Abbas’s position as both an insider and an outsider in Postville helped to shape his new role as town crier. He grew up in Bremer County, Iowa, seventy miles from Postville, so he knows the local ways. But he spent most of his adult life in the hippie stronghold between Stockton and Lodi in California. Abbas has none of the reticence that distinguishes most Postvilleans, and he befriended many of the curious folks who came to Postville after the raid to fill the positions at Agriprocessors. One group of workers came from homeless shelters in Texas, for example, another from the Pacific island of Palau. It was Abbas’s decision to air an interview in late May, with a woman from Texas who was angry about the way the Rubashkins had treated her, that caused the first blowback from Chaim Abrahams, then the president of KPVL’s board and also an executive at Agriprocessors. Abrahams wrote an e-mail to fellow board members complaining that the KPVL programs were dividing the town.

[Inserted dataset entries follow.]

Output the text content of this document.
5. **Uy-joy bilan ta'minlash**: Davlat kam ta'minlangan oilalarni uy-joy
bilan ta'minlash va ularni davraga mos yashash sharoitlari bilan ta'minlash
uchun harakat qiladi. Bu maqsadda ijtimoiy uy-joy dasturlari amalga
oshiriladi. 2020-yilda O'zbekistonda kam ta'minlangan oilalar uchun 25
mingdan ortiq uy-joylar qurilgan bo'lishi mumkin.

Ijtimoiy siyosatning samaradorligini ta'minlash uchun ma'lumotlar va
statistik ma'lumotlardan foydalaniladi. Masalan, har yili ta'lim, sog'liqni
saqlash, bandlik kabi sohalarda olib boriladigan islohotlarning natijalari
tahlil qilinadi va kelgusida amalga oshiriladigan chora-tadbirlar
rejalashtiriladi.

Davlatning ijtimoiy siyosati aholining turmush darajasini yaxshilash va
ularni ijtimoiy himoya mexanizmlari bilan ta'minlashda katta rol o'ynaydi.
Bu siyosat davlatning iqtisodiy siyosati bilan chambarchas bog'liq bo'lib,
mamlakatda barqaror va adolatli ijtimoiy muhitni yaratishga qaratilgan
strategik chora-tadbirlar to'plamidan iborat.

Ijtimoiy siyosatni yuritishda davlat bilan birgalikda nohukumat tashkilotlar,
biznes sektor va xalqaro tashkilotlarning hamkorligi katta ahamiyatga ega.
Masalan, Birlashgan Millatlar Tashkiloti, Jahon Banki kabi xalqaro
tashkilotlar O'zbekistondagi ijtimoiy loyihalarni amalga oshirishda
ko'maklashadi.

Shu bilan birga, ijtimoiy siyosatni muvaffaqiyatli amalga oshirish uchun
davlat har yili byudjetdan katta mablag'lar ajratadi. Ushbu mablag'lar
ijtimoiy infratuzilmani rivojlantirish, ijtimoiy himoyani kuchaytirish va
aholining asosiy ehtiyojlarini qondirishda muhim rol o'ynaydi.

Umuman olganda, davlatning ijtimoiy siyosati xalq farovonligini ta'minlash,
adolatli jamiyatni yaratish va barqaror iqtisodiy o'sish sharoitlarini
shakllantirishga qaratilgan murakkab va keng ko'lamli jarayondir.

As it turns out, Abrahams had more to fear from Abbas than just the divisive effect he might have on Postville. When Abbas found a hot story, he would get on the phone to journalists elsewhere in the country with the tip. In November, after Sholom Rubashkin was jailed for bank fraud and then released on bail, Abbas turned up video footage of a celebration at Postville’s synagogue, welcoming Rubashkin home at the same time that the company’s workers were scrambling to keep from being evicted from their apartments. Abbas passed the video to Shmarya Rosenberg, a blogger in St. Paul, Minnesota, who has provided some of the best coverage of the raid and its aftermath; a few days later, the video was referenced in The New York Times.

It didn’t help that as the station’s influence increased, its revenue did not. Abbas was hired with the understanding that his salary would be a commission on any underwriting he could secure—work he set aside as he hustled to expand programming. Abbas said that over the last two years he has received $4,500 for his work at the station. He has stayed afloat, he said, by selling his old coin and stamp collections.

Nathaniel Popper is a senior writer at The Forward.